The only way to tell if there's incoming data is therefore to attempt 
to read() the input stream. read() will either immediately return an 
EOF condition (returning '') or else read the data. Also, it seems that 
read() with no args isn't allowed? Perhaps it should be.


2) The server is responsible for connection-oriented headers, and the 
spec states it may override the client's headers in this case. I would 
take this to mean I should just ignore the client provided Connection 
and Transfer-Encoding headers and supply those myself according to HTTP 
spec.

But what about transfer-encoding? The spec says the server is allowed 
to add a chunked encoding. But,
- Is an application allowed to yield data that has already been encoded 
into chunked form?
- What if it does so and you're talking to a HTTP 1.0 client? Should 
the server decode the chunking? Or should it just let the application 
produce bogus output?
- May the application provide data with a gzip transfer-encoding?
- What if the server already handles all connection-oriented behavior 
transparently and doesn't even pass on the Connection, Keep-Alive, TE, 
Trailers, Transfer-Encoding, Upgrade headers to the client? Is that 
okay?
- Wouldn't providing pre-encoded data screw up middleware that is 
expecting to do something useful with the data going through it?

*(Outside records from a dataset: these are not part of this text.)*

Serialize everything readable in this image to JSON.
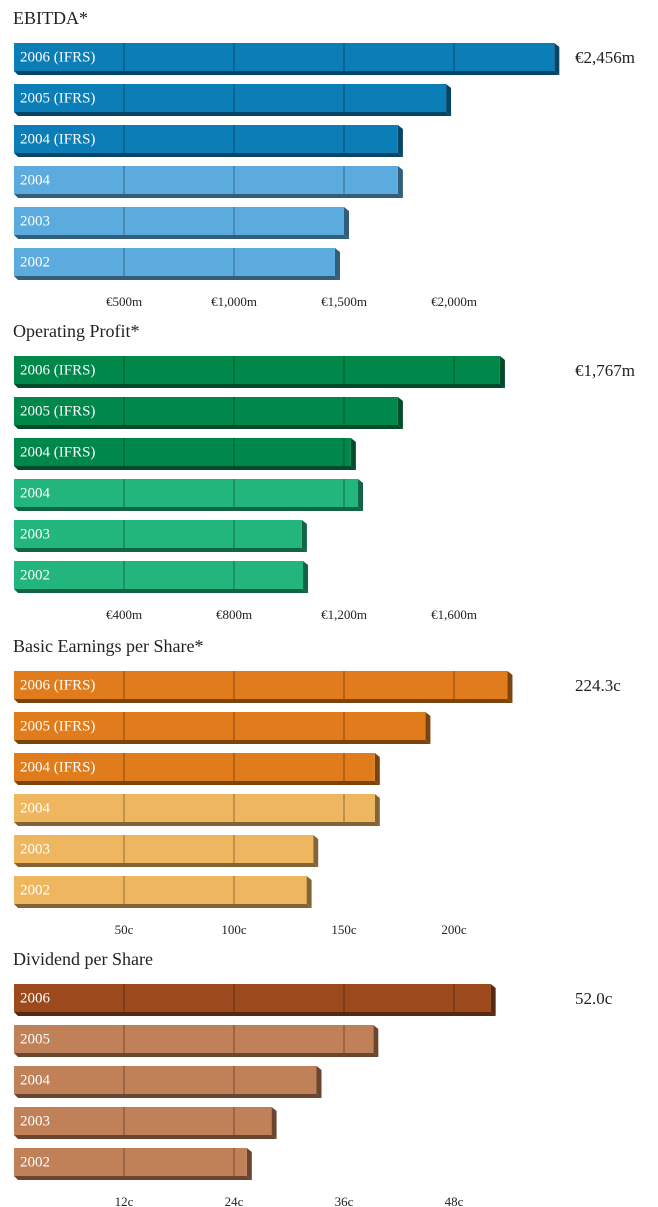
{
  "chart_data": [
    {
      "type": "bar",
      "title": "EBITDA*",
      "categories": [
        "2006 (IFRS)",
        "2005 (IFRS)",
        "2004 (IFRS)",
        "2004",
        "2003",
        "2002"
      ],
      "values": [
        2456,
        1964,
        1745,
        1745,
        1500,
        1459
      ],
      "value_labels": [
        "€2,456m",
        null,
        null,
        null,
        null,
        null
      ],
      "colors": [
        "#0b7db7",
        "#0b7db7",
        "#0b7db7",
        "#5cabdf",
        "#5cabdf",
        "#5cabdf"
      ],
      "xlim": [
        0,
        2500
      ],
      "xticks": [
        {
          "value": 500,
          "label": "€500m"
        },
        {
          "value": 1000,
          "label": "€1,000m"
        },
        {
          "value": 1500,
          "label": "€1,500m"
        },
        {
          "value": 2000,
          "label": "€2,000m"
        }
      ]
    },
    {
      "type": "bar",
      "title": "Operating Profit*",
      "categories": [
        "2006 (IFRS)",
        "2005 (IFRS)",
        "2004 (IFRS)",
        "2004",
        "2003",
        "2002"
      ],
      "values": [
        1767,
        1396,
        1225,
        1251,
        1047,
        1051
      ],
      "value_labels": [
        "€1,767m",
        null,
        null,
        null,
        null,
        null
      ],
      "colors": [
        "#00884b",
        "#00884b",
        "#00884b",
        "#22b67c",
        "#22b67c",
        "#22b67c"
      ],
      "xlim": [
        0,
        2000
      ],
      "xticks": [
        {
          "value": 400,
          "label": "€400m"
        },
        {
          "value": 800,
          "label": "€800m"
        },
        {
          "value": 1200,
          "label": "€1,200m"
        },
        {
          "value": 1600,
          "label": "€1,600m"
        }
      ]
    },
    {
      "type": "bar",
      "title": "Basic Earnings per Share*",
      "categories": [
        "2006 (IFRS)",
        "2005 (IFRS)",
        "2004 (IFRS)",
        "2004",
        "2003",
        "2002"
      ],
      "values": [
        224.3,
        187,
        164,
        164,
        136,
        133
      ],
      "value_labels": [
        "224.3c",
        null,
        null,
        null,
        null,
        null
      ],
      "colors": [
        "#e07c1c",
        "#e07c1c",
        "#e07c1c",
        "#efb660",
        "#efb660",
        "#efb660"
      ],
      "xlim": [
        0,
        250
      ],
      "xticks": [
        {
          "value": 50,
          "label": "50c"
        },
        {
          "value": 100,
          "label": "100c"
        },
        {
          "value": 150,
          "label": "150c"
        },
        {
          "value": 200,
          "label": "200c"
        }
      ]
    },
    {
      "type": "bar",
      "title": "Dividend per Share",
      "categories": [
        "2006",
        "2005",
        "2004",
        "2003",
        "2002"
      ],
      "values": [
        52.0,
        39.2,
        33.0,
        28.1,
        25.4
      ],
      "value_labels": [
        "52.0c",
        null,
        null,
        null,
        null
      ],
      "colors": [
        "#9c4a1d",
        "#c08058",
        "#c08058",
        "#c08058",
        "#c08058"
      ],
      "xlim": [
        0,
        60
      ],
      "xticks": [
        {
          "value": 12,
          "label": "12c"
        },
        {
          "value": 24,
          "label": "24c"
        },
        {
          "value": 36,
          "label": "36c"
        },
        {
          "value": 48,
          "label": "48c"
        }
      ]
    }
  ]
}
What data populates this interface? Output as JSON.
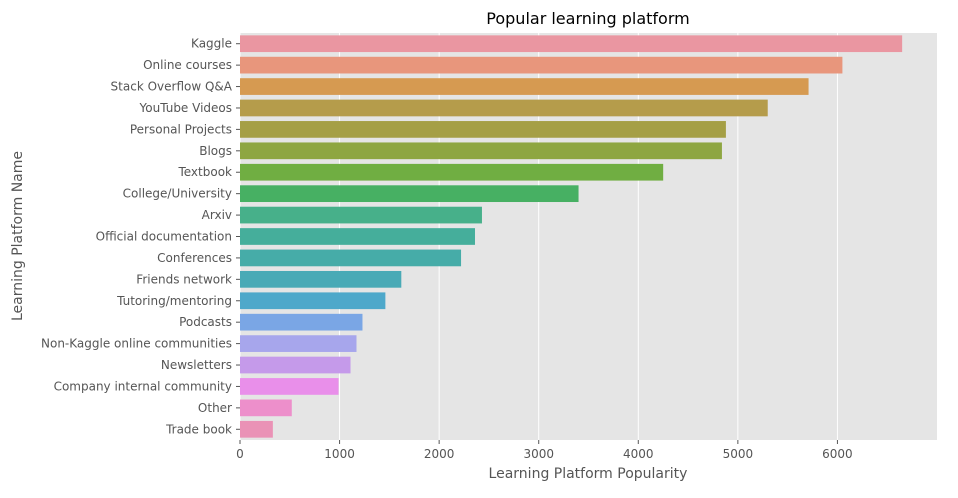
{
  "chart_data": {
    "type": "bar",
    "orientation": "horizontal",
    "title": "Popular learning platform",
    "xlabel": "Learning Platform Popularity",
    "ylabel": "Learning Platform Name",
    "xlim": [
      0,
      7000
    ],
    "xticks": [
      0,
      1000,
      2000,
      3000,
      4000,
      5000,
      6000
    ],
    "grid": true,
    "categories": [
      "Kaggle",
      "Online courses",
      "Stack Overflow Q&A",
      "YouTube Videos",
      "Personal Projects",
      "Blogs",
      "Textbook",
      "College/University",
      "Arxiv",
      "Official documentation",
      "Conferences",
      "Friends network",
      "Tutoring/mentoring",
      "Podcasts",
      "Non-Kaggle online communities",
      "Newsletters",
      "Company internal community",
      "Other",
      "Trade book"
    ],
    "values": [
      6650,
      6050,
      5710,
      5300,
      4880,
      4840,
      4250,
      3400,
      2430,
      2360,
      2220,
      1620,
      1460,
      1230,
      1170,
      1110,
      990,
      520,
      330
    ],
    "colors": [
      "#ea96a1",
      "#e8967c",
      "#d69a51",
      "#b59c4b",
      "#a59f45",
      "#8ea641",
      "#70ae42",
      "#47b063",
      "#47b08a",
      "#45ae9b",
      "#46aca8",
      "#49aab6",
      "#4ea8ca",
      "#7aa6e5",
      "#a7a6ec",
      "#c59aea",
      "#e98fea",
      "#ed8fcb",
      "#ea92b6"
    ]
  }
}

I would suggest that that the correct answer is: the application should 
have nothing to do with any connection oriented behavior. It should not 
send a Connection or Transfer-Encoding header and should not expect to 
receive the Connection, Keep-Alive, TE, Trailers, Transfer-Encoding, or 
Upgrade headers, although it is optional for the server to strip them. 
The application should not apply a transfer-encodng to its output and 
the server should not give it a transfer-encoded input.